Rupert Mayer


Father Rupert Mayer SJ (*January 23, 1876 in Stuttgart; + November 1, 1945 in Munich) was a Jesuit priest and minister in Munich. He was already aware of the danger of National Socialism in the 1920s and and, especially from 1935 onward, took an unambiguous stance against the regime and its policies in sermons that attracted wide attention.


At first a priest in the See of Rottenburg, Mayer joined the Jesuit order in 1900 and started serving in Munich in 1912. In World War I, he was a division chaplain at the front. Nearly his entire left leg had to be amputated when he was wounded in 1917. Back in Munich, he made a name for himself through his social and charitable work and was extremely popular among the populace. He drew attention to himself by voicing criticism at Communist and National Socialist events and persisted in his criticism even after the Nazi seizure of power. He was severely harassed for this but had the support of Archbishop Cardinal Faulhaber.

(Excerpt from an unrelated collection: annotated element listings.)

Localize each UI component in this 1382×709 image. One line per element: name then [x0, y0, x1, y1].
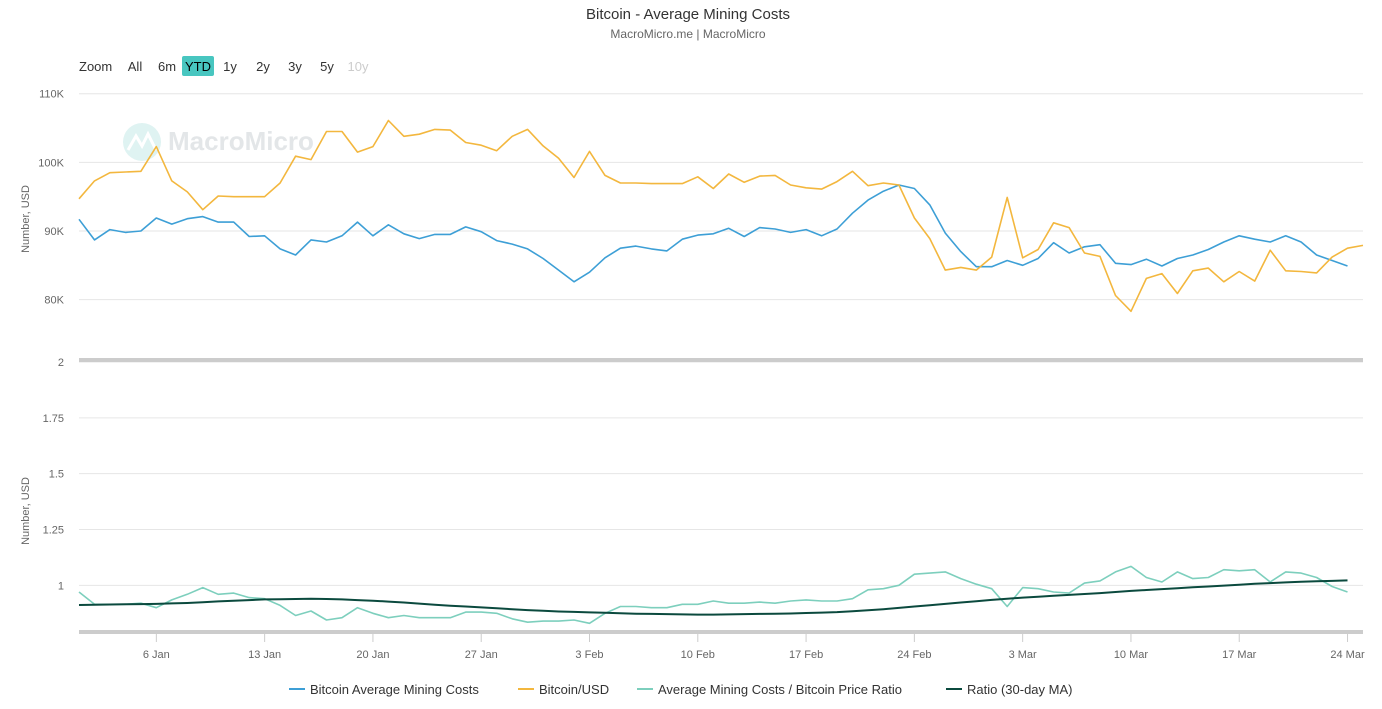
x-tick-label: 6 Jan	[143, 649, 170, 661]
zoom-button-2y[interactable]: 2y	[256, 59, 270, 74]
legend-item-bitcoin-usd[interactable]: Bitcoin/USD	[518, 682, 609, 697]
watermark: MacroMicro	[168, 126, 314, 156]
zoom-button-label: 3y	[288, 59, 302, 74]
zoom-button-label: 10y	[348, 59, 369, 74]
zoom-label: Zoom	[79, 59, 112, 74]
zoom-button-label: 1y	[223, 59, 237, 74]
y-tick-label: 1.25	[43, 525, 64, 537]
series-layer	[78, 119, 1364, 625]
x-tick-label: 17 Feb	[789, 649, 823, 661]
zoom-button-label: 5y	[320, 59, 334, 74]
x-tick-label: 27 Jan	[465, 649, 498, 661]
zoom-button-6m[interactable]: 6m	[158, 59, 176, 74]
watermark-logo-circle	[123, 123, 161, 161]
series-line-bitcoin-usd	[78, 119, 1364, 313]
axis-layer: 80K 90K 100K 110K Number, USD 1 1.25 1.5 1.75 2 Nu…	[20, 89, 1365, 661]
legend: Bitcoin Average Mining Costs Bitcoin/USD A…	[289, 682, 1072, 697]
zoom-button-5y[interactable]: 5y	[320, 59, 334, 74]
legend-item-average-mining-costs-bitcoin-price-ratio[interactable]: Average Mining Costs / Bitcoin Price Rat…	[637, 682, 902, 697]
watermark-logo-icon	[123, 123, 161, 161]
y-tick-label: 1.75	[43, 413, 64, 425]
x-tick-label: 24 Feb	[897, 649, 931, 661]
series-line-bitcoin-average-mining-costs	[78, 184, 1348, 283]
series-line-ratio-30-day-ma	[78, 579, 1348, 616]
chart-title: Bitcoin - Average Mining Costs	[586, 6, 790, 23]
zoom-button-label: All	[128, 59, 143, 74]
legend-label: Bitcoin/USD	[539, 682, 609, 697]
legend-label: Bitcoin Average Mining Costs	[310, 682, 479, 697]
watermark-logo-mark	[126, 130, 158, 151]
zoom-bar: Zoom All 6m YTD 1y 2y 3y 5y 10y	[79, 56, 369, 76]
panel-divider	[79, 358, 1363, 362]
legend-item-ratio-30-day-ma[interactable]: Ratio (30-day MA)	[946, 682, 1072, 697]
y-tick-label: 80K	[44, 295, 64, 307]
chart-subtitle: MacroMicro.me | MacroMicro	[610, 27, 765, 41]
y-tick-label: 2	[58, 357, 64, 369]
zoom-button-3y[interactable]: 3y	[288, 59, 302, 74]
x-tick-label: 10 Mar	[1114, 649, 1149, 661]
x-tick-label: 17 Mar	[1222, 649, 1257, 661]
x-tick-label: 20 Jan	[356, 649, 389, 661]
y-tick-label: 110K	[39, 89, 65, 101]
series-line-average-mining-costs-bitcoin-price-ratio	[78, 565, 1348, 625]
zoom-button-10y: 10y	[348, 59, 369, 74]
zoom-button-all[interactable]: All	[128, 59, 143, 74]
y-axis-title: Number, USD	[20, 185, 32, 253]
zoom-button-1y[interactable]: 1y	[223, 59, 237, 74]
grid-layer	[79, 93, 1363, 634]
x-tick-label: 3 Feb	[575, 649, 603, 661]
zoom-button-highlight	[182, 56, 214, 76]
legend-label: Ratio (30-day MA)	[967, 682, 1072, 697]
legend-label: Average Mining Costs / Bitcoin Price Rat…	[658, 682, 902, 697]
y-tick-label: 1	[58, 580, 64, 592]
x-tick-label: 24 Mar	[1330, 649, 1365, 661]
x-axis-line	[79, 630, 1363, 634]
y-tick-label: 90K	[44, 226, 64, 238]
zoom-button-label: 2y	[256, 59, 270, 74]
legend-item-bitcoin-average-mining-costs[interactable]: Bitcoin Average Mining Costs	[289, 682, 479, 697]
y-axis-title: Number, USD	[20, 477, 32, 545]
x-tick-label: 13 Jan	[248, 649, 281, 661]
zoom-button-label: 6m	[158, 59, 176, 74]
x-tick-label: 10 Feb	[681, 649, 715, 661]
zoom-button-label: YTD	[185, 59, 211, 74]
x-tick-label: 3 Mar	[1009, 649, 1037, 661]
y-tick-label: 1.5	[49, 469, 64, 481]
y-tick-label: 100K	[38, 157, 64, 169]
zoom-button-ytd[interactable]: YTD	[182, 56, 214, 76]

Director of the traditional Marian Congregation for Men at the Bürgersaal in Munich from 1921 onward, Mayer distinguished himself as an opponent of Hitler in his sermons in Munich and Bavaria. He especially fought for denominational schools and freedom to proclaim the church’s message. He ignored a preaching ban issued in 1937 and was consequently summoned before the Special Court in July. After six months in prison, he carried on undeterred and was arrested once again in 1938.


He was released in the course of the Austrian amnesty of 1939, only to be imprisoned again: Invoking the seal of the confessional, he refused to make any further statements during interrogation about monarchist party members who had contacted him and was sent to Sachsenhausen concentration camp. When Mayer’s health took a life threatening turn, Reichsführer-SS Heinrich Himmler ordered him placed under house arrest in Ettal Abbey in Upper Bavaria in 1940.

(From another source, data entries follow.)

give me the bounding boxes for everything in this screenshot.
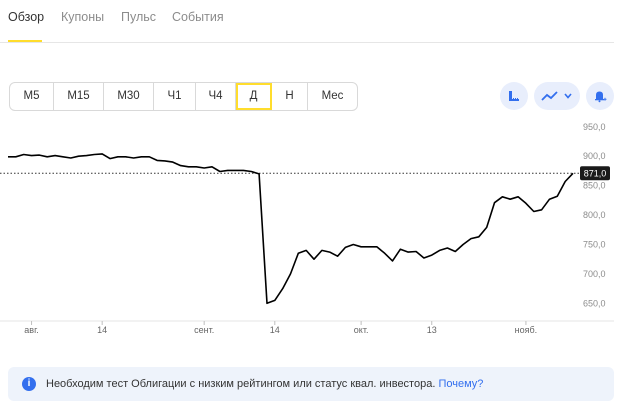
x-axis: авг. 14 сент. 14 окт. 13 нояб.: [0, 320, 614, 335]
x-tick-label: окт.: [354, 325, 369, 335]
price-chart[interactable]: 950,0 900,0 850,0 800,0 750,0 700,0 650,0 авг.…: [0, 118, 614, 338]
x-tick-label: сент.: [194, 325, 214, 335]
ruler-scale-icon: [509, 91, 519, 101]
price-alert-button[interactable]: [586, 82, 614, 110]
x-tick-label: 13: [427, 325, 437, 335]
y-tick-label: 650,0: [583, 298, 606, 308]
bell-plus-icon: [595, 91, 607, 103]
chevron-down-icon: [564, 93, 572, 99]
tab-bar: Обзор Купоны Пульс События: [0, 0, 614, 43]
qualification-notice: i Необходим тест Облигации с низким рейт…: [8, 367, 614, 401]
period-h1[interactable]: Ч1: [154, 83, 196, 110]
notice-text: Необходим тест Облигации с низким рейтин…: [46, 378, 483, 390]
chart-type-button[interactable]: [534, 82, 580, 110]
period-month[interactable]: Мес: [321, 90, 344, 102]
y-tick-label: 850,0: [583, 181, 606, 191]
tab-events[interactable]: События: [172, 10, 224, 24]
period-week[interactable]: Н: [272, 83, 308, 110]
line-chart-icon: [541, 91, 558, 101]
tab-coupons[interactable]: Купоны: [61, 10, 105, 24]
y-tick-label: 800,0: [583, 210, 606, 220]
y-tick-label: 750,0: [583, 239, 606, 249]
x-tick-label: 14: [270, 325, 280, 335]
notice-message: Необходим тест Облигации с низким рейтин…: [46, 378, 439, 390]
x-tick-label: авг.: [24, 325, 38, 335]
period-day[interactable]: Д: [236, 83, 272, 110]
x-tick-label: 14: [97, 325, 107, 335]
period-m15[interactable]: M15: [54, 83, 104, 110]
current-price-badge: 871,0: [580, 166, 610, 181]
price-series-line: [8, 153, 574, 305]
y-tick-label: 900,0: [583, 151, 606, 161]
period-m30[interactable]: M30: [104, 83, 154, 110]
y-tick-label: 950,0: [583, 122, 606, 132]
info-icon: i: [22, 377, 36, 391]
tab-pulse[interactable]: Пульс: [121, 10, 157, 24]
period-h4[interactable]: Ч4: [196, 83, 236, 110]
why-link[interactable]: Почему?: [438, 378, 484, 390]
tab-overview[interactable]: Обзор: [8, 10, 45, 24]
current-price-label: 871,0: [584, 168, 607, 178]
period-selector: M5 M15 M30 Ч1 Ч4 Д Н Мес: [9, 82, 358, 111]
period-m5[interactable]: M5: [10, 83, 54, 110]
indicators-button[interactable]: [500, 82, 528, 110]
y-tick-label: 700,0: [583, 269, 606, 279]
y-axis: 950,0 900,0 850,0 800,0 750,0 700,0 650,0: [583, 122, 606, 308]
active-tab-indicator: [8, 40, 42, 42]
x-tick-label: нояб.: [515, 325, 538, 335]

After the war’s end, he returned to Munich in May of 1945. Father Rupert Mayer suffered a deadly stroke while celebrating the Mass on November 1, 1945. His prosthetic leg caused him to remain standing upright. In recognition of his resistance, the people of Munich said of him that not even in death did Father Mayer fall. He was beatified by Pope John Paul II in Munich in 1987.